I have the following constrained maximisation problem $$\begin{array}{ll} \text{maximize}_{x,y,c,d} & q f(c) +(1-q) f(d) \\ \text{subject to} & x+y\leq 1 \\ & cq\leq y \\ & d (1-q)\leq R x \end{array}$$ where $q \in (0,1)$, $f$ is twice continuously differentiable and strictly concave increasing, $R>1$, $c,d,x,y \geq 0$. The solution is $(c^\star, d^\star, x^\star, y^\star)$ such that $f'(c^\star)=R f'(d^\star)$, $x^\star=c^\star q$, $y^\star=\frac{d^\star*(1-q)}{R}$ and $c^\star q+\frac{d^\star (1-q)}{R}=1$
Can you formally explain me why this problem has one unique solution and whether there is a reason for the constraints to be all binding?
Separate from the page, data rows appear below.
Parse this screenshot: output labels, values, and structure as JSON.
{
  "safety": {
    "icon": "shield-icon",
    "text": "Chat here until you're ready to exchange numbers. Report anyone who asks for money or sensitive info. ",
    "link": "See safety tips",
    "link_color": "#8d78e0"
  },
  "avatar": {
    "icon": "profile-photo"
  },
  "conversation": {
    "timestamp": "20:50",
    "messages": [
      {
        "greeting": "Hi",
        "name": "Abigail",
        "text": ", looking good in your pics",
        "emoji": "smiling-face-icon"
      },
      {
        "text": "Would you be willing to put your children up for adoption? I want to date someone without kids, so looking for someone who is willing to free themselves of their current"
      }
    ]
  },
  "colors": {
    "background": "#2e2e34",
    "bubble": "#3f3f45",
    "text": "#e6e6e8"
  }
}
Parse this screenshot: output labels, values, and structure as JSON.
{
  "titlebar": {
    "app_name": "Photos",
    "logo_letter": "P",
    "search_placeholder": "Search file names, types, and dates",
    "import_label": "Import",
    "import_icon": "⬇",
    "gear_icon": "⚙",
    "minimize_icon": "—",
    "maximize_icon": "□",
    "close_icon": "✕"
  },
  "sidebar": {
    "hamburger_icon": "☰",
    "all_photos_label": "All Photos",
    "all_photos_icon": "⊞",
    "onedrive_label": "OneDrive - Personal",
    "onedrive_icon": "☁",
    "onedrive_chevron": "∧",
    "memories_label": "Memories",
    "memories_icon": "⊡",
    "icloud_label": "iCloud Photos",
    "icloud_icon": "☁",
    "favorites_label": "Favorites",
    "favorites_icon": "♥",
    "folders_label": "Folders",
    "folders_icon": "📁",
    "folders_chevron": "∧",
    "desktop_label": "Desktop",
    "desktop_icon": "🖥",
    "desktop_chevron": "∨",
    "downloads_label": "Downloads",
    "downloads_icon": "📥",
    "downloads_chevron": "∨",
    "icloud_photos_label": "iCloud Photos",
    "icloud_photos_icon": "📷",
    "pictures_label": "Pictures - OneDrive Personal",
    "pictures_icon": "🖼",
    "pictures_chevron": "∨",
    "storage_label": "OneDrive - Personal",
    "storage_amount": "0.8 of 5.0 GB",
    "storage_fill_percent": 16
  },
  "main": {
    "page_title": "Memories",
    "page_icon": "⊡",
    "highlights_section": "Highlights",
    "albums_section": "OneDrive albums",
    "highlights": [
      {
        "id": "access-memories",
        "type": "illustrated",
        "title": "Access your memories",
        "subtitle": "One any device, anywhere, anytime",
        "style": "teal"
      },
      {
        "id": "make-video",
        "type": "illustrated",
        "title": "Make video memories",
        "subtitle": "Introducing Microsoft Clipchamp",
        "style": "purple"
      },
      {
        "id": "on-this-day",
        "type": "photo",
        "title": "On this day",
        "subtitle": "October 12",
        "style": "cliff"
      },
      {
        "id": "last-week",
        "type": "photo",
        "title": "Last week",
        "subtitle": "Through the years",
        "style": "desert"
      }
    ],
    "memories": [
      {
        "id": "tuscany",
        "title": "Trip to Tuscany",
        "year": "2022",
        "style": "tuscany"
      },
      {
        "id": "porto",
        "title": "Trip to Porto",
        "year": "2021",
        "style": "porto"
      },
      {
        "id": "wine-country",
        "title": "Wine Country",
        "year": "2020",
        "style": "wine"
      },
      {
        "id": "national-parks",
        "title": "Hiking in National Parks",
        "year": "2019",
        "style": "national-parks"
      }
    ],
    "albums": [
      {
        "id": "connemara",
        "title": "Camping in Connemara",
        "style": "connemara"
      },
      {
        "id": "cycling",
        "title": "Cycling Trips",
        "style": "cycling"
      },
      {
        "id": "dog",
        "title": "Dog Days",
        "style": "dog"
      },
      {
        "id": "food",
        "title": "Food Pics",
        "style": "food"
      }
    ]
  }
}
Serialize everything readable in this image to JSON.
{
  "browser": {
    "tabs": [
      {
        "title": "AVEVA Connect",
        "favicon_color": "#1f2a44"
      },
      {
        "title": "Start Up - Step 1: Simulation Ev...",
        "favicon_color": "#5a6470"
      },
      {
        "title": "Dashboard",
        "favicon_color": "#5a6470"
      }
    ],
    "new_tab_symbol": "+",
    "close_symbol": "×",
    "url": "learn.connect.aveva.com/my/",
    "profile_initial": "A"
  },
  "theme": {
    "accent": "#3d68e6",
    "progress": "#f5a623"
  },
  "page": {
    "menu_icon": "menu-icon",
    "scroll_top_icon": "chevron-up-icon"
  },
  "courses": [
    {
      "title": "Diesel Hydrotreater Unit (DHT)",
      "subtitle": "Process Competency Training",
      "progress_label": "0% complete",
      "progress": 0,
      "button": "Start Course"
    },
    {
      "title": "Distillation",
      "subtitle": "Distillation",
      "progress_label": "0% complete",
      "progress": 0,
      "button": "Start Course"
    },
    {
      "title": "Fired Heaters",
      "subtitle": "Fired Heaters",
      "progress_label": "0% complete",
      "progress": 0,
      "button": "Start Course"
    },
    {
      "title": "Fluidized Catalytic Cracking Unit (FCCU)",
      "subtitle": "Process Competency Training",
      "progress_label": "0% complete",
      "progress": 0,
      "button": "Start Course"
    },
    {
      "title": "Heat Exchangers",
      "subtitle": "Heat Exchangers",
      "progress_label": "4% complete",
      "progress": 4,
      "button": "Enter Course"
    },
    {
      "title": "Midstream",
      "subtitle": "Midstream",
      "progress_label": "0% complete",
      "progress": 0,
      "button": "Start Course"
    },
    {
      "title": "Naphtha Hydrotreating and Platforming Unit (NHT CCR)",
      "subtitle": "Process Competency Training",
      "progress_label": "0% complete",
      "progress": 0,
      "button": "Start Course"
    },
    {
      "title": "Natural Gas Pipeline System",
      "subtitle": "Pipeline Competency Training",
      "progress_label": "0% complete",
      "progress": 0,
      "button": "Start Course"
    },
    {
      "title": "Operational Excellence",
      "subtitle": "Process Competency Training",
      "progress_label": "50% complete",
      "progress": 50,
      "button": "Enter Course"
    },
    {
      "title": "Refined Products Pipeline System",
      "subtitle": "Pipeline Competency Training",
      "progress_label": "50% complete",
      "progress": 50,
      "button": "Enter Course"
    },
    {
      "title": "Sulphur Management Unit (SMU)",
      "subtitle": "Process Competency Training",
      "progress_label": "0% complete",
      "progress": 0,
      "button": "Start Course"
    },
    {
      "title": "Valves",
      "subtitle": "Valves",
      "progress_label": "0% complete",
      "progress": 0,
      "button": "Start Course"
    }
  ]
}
The existence of a solution follows because the set of admissible values of x,y,c and d is compact and the objective function is continuous. The uniqueness follows because the set of admissible values of x, y, c and d is convex, and the objective function is strictly concave. One has to show compactness, convexity, continuity, and strict concavity, but if you can do this, then what I described works.
The constraints are binding because you want to choose c and d as large as possible. Because the choice of c and d is constrained from above by multiples of x and y, you want to choose x and y as large as possible. Therefore, x+y=1 has to bind, and given that, the upper bounds on c and d have to bind.